Thursday, August 20, 2009

Devo

Welcome to "The Gods Are Bored," thinking and drinking and stinking at linking! I'm your host, Anne Johnson. You could call me a Pagan, and I wouldn't be offended.

One of the units I have to teach as an English instructor is a thing called "picture prompt." All New Jersey students must pass a proficiency test in reading, writing, and arithmetic, and "picture prompt" is part of the writing. The state gives students a photograph, and they have to write a story about it. In 45 minutes. Number two pencil.

Part of my teacher preparation is to compile a big stack of photographs that my students can use to practice picture prompts. In other words, I have to cut up a lot of magazines.

Awhile back I nabbed a stack of Adventure magazines. This sounded promising. Until I started looking at all the beautiful photos and realized they were all of rich white people with fancy gear of some sort, in exotic locations quite unlike anything seen in New Jersey. However, I picked and chose and got some good stuff -- people clinging to cliff faces or scuba diving to wrecked ships, or creeping up on rhinos. Just your average vacation, if you're a master of the bloody universe.

While sifting through this high-end rubble, I found a short essay about Australopithecines by an author named Laurence Gonzalez.

You probably already know this, but Australopithecus was a bipedal hominid genus that lived between 1.5 million and 3.5 million years ago in Africa. These little cuties stood about three feet tall and had small brains, relative to ours. Given the similarities in teeth and locomotion, however, it's a safe bet some kind of Australopithecine is down in the roots of our collective family tree.

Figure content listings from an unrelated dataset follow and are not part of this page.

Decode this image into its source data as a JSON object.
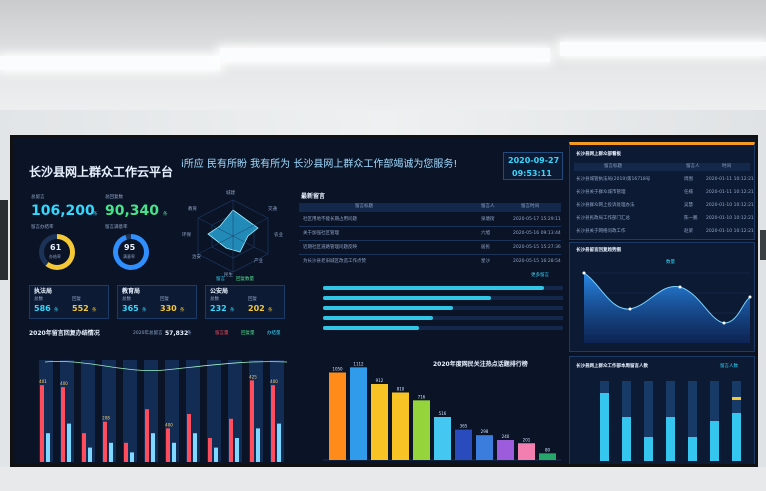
{
  "header": {
    "title": "长沙县网上群众工作云平台",
    "marquee": "i所应 民有所盼 我有所为 长沙县网上群众工作部竭诚为您服务!",
    "date": "2020-09-27",
    "time": "09:53:11"
  },
  "stats": {
    "total_label": "总留言",
    "total_value": "106,200",
    "total_unit": "条",
    "reply_label": "总回复数",
    "reply_value": "90,340",
    "reply_unit": "条",
    "ring1_label": "留言办结率",
    "ring1_value": "61",
    "ring1_pct": 61,
    "ring1_sub": "办结率",
    "ring2_label": "留言满意率",
    "ring2_value": "95",
    "ring2_pct": 95,
    "ring2_sub": "满意率"
  },
  "bureaus": [
    {
      "name": "执法局",
      "left_label": "总数",
      "right_label": "回复",
      "left_value": "586",
      "right_value": "552",
      "unit": "条"
    },
    {
      "name": "教育局",
      "left_label": "总数",
      "right_label": "回复",
      "left_value": "365",
      "right_value": "330",
      "unit": "条"
    },
    {
      "name": "公安局",
      "left_label": "总数",
      "right_label": "回复",
      "left_value": "232",
      "right_value": "202",
      "unit": "条"
    }
  ],
  "radar": {
    "axes": [
      "城建",
      "交通",
      "农业",
      "教育",
      "环保",
      "治安",
      "产业",
      "民生"
    ],
    "legend": [
      "留言",
      "回复数量"
    ]
  },
  "messages": {
    "title": "最新留言",
    "headers": [
      "留言标题",
      "留言人",
      "留言时间"
    ],
    "rows": [
      {
        "title": "社区用地不能长期占用问题",
        "person": "泉塘街",
        "time": "2020-05-17 15:29:11"
      },
      {
        "title": "关于加强社区管理",
        "person": "六旭",
        "time": "2020-05-16 09:13:44"
      },
      {
        "title": "近期社区道路管理问题反映",
        "person": "居民",
        "time": "2020-05-15 15:27:36"
      },
      {
        "title": "为长沙县老旧城区改造工作点赞",
        "person": "星沙",
        "time": "2020-05-15 16:28:54"
      }
    ],
    "more": "更多留言"
  },
  "progress": [
    92,
    70,
    54,
    46,
    40
  ],
  "trend": {
    "title": "2020年留言回复办结情况",
    "total_label": "2020年总留言",
    "total_value": "57,832",
    "total_unit": "条",
    "legend": [
      "留言量",
      "回复量",
      "办结量"
    ],
    "labels": [
      "401",
      "400",
      "",
      "208",
      "",
      "",
      "400",
      "",
      "",
      "",
      "425",
      "400"
    ]
  },
  "ranking": {
    "title": "2020年度网民关注热点话题排行榜",
    "values": [
      1050,
      1112,
      912,
      810,
      716,
      516,
      365,
      298,
      240,
      201,
      80
    ],
    "colors": [
      "#ff8c1a",
      "#2f9bea",
      "#f7c325",
      "#f7c325",
      "#95d53b",
      "#44c7f0",
      "#2a4bbd",
      "#3b7ddc",
      "#9c5cdb",
      "#f27fb0",
      "#26a66b"
    ]
  },
  "right_top": {
    "title": "长沙县网上群众部看板",
    "headers": [
      "留言标题",
      "留言人",
      "时间"
    ],
    "rows": [
      {
        "title": "长沙县城管执法局(2019)第16718号",
        "person": "周围",
        "time": "2020-01-11 10:12:21"
      },
      {
        "title": "长沙县关于群众城市管理",
        "person": "任楠",
        "time": "2020-01-11 10:12:21"
      },
      {
        "title": "长沙县群众网上投诉处理办法",
        "person": "吴慧",
        "time": "2020-01-10 10:12:21"
      },
      {
        "title": "长沙县民政局工作部门汇总",
        "person": "陈一鹏",
        "time": "2020-01-10 10:12:21"
      },
      {
        "title": "长沙县关于网络问政工作",
        "person": "赵梁",
        "time": "2020-01-10 10:12:21"
      }
    ]
  },
  "right_mid": {
    "title": "长沙县留言回复趋势图",
    "legend": "数量"
  },
  "right_bottom": {
    "title": "长沙县网上群众工作部本周留言人数",
    "legend": "留言人数"
  },
  "colors": {
    "accent": "#34d8ff",
    "green": "#47e38b",
    "red": "#ff4d5e",
    "orange": "#f59a23",
    "panel": "#0d1a33"
  }
}
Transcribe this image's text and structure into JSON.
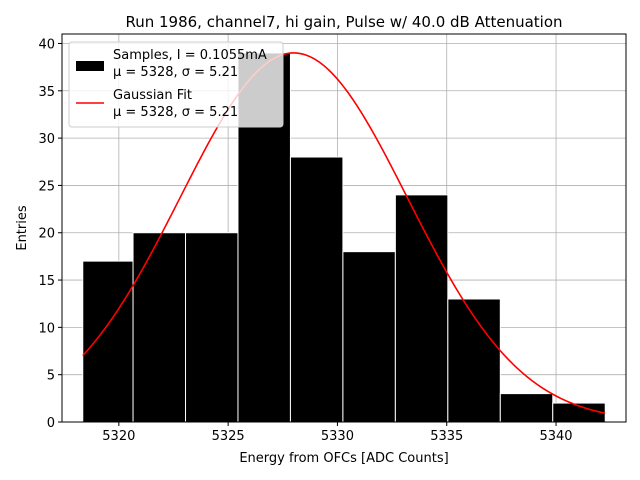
{
  "chart_data": {
    "type": "bar",
    "title": "Run 1986, channel7, hi gain, Pulse w/ 40.0 dB Attenuation",
    "xlabel": "Energy from OFCs [ADC Counts]",
    "ylabel": "Entries",
    "xlim": [
      5317.4,
      5343.2
    ],
    "ylim": [
      0,
      41
    ],
    "xticks": [
      5320,
      5325,
      5330,
      5335,
      5340
    ],
    "yticks": [
      0,
      5,
      10,
      15,
      20,
      25,
      30,
      35,
      40
    ],
    "grid": true,
    "legend_position": "top-left",
    "bins": [
      {
        "x0": 5318.35,
        "x1": 5320.65,
        "count": 17
      },
      {
        "x0": 5320.65,
        "x1": 5323.05,
        "count": 20
      },
      {
        "x0": 5323.05,
        "x1": 5325.45,
        "count": 20
      },
      {
        "x0": 5325.45,
        "x1": 5327.85,
        "count": 39
      },
      {
        "x0": 5327.85,
        "x1": 5330.25,
        "count": 28
      },
      {
        "x0": 5330.25,
        "x1": 5332.65,
        "count": 18
      },
      {
        "x0": 5332.65,
        "x1": 5335.05,
        "count": 24
      },
      {
        "x0": 5335.05,
        "x1": 5337.45,
        "count": 13
      },
      {
        "x0": 5337.45,
        "x1": 5339.85,
        "count": 3
      },
      {
        "x0": 5339.85,
        "x1": 5342.25,
        "count": 2
      }
    ],
    "fit": {
      "mu": 5328,
      "sigma": 5.21,
      "amplitude": 39,
      "x_range": [
        5318.35,
        5342.25
      ]
    },
    "series": [
      {
        "name": "Samples, I = 0.1055mA",
        "name_line2": "μ = 5328, σ = 5.21",
        "color": "#000000",
        "kind": "histogram"
      },
      {
        "name": "Gaussian Fit",
        "name_line2": "μ = 5328, σ = 5.21",
        "color": "#ff0000",
        "kind": "line"
      }
    ]
  }
}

Mr. Gonzalez wrote about the fossil footprints Mary Leakey and her team discovered in 1978. The footprints -- one set larger, one set medium, one set smaller -- were laid down in rapidly-accumulating volcanic ash. They record the flight of one little family from an exploding volcano about ten miles away.

Fast forward three million years, give or take, to the eruption of Mount St. Helens. Mr. Gonzalez reports that, as the massive volcano gave every indication of spilling its guts in spectacular fashion, many people arrived in the vicinity just to watch the event. People jumped roadblocks and ignored repeated pleas to evacuate the area. Then half the mountain fell to pieces, killing almost 60 people who had ample warning that they were in an area of intensifying volcanic activity.

My question is: are we sure we're evolving for the better? Three million years ago, three-foot-tall pre-humans had the good sense to pick up and scurry when a volcano erupted. Now imagine these same pre-humans of midget dimensions fending off primordial lions, hyenas, and proto-chimps. (An adult chimpanzee can kill a Homo sapiens in short order.) How successful would we be, stuck up moderns, taking on lions without the benefit of high-caliber weaponry, or at least torches?

Picture the pre-game tailgate party at any college or pro football game, and ask yourself: How far have we come?

Thus also it may be for our deities. Given how little we know about Australopithecus, except for the fact that they traveled in families at times and had the sense to evacuate volcanic regions, can we assume they had no deities? I suppose anthropologists would say no, these creatures' brains were too small to communicate with anything Immortal. To that I say, pish tosh! They might have had quite fulfilling relationships with Sacred Beings. Why do we always assume that we're better than our forebears? Could be the opposite.

The fossil footprints suggest that the female Australopithecus was carrying a child. If that child could witness a bunch of frat brothers puking after a long night of beer pong, would it feel superior to, or inferior to, Homo sapiens?

Tonight the Shrine of the Mists will be lit for the Deities of the Australopithecines. Newer ain't always better.

5 comments:

Debra She Who Seeks said...

I'd love to see a photo of your Shrine of the Mists! (hint, hint)

Anne Johnson said...

I rely on my daughters for photography and am therefore at their mercy. Purchase of my own digital camera is in the planning stages.

yellowdoggranny said...

in other words.........we haven't come along way baby...

blessings to your detiies..

Alex Pendragon said...

We can always count on you, Anne, to perform random acts of wonderment.

Thank you.

Dancing With Fey said...

You know, Natives (ok, not non-human animals, but point is they aren't always taken seriously) also told the whites that when St. Helens starts smoking, you need to leave the area. Did people leave? Well, yeah, they evacuated one side of the mountain...the wrong side, as it happened. *shakes head* I didn't know that people hung out to watch even when they were told to evacuate. Shouldn't surprise me, though.

I've figured for ages that animals have some understanding of things (divine, supernatural, or something, anyways) that us humans don't. I've also been called ignorant for believing that, too, on an online forum which was supposed to bridge religious differences, no less. Sad.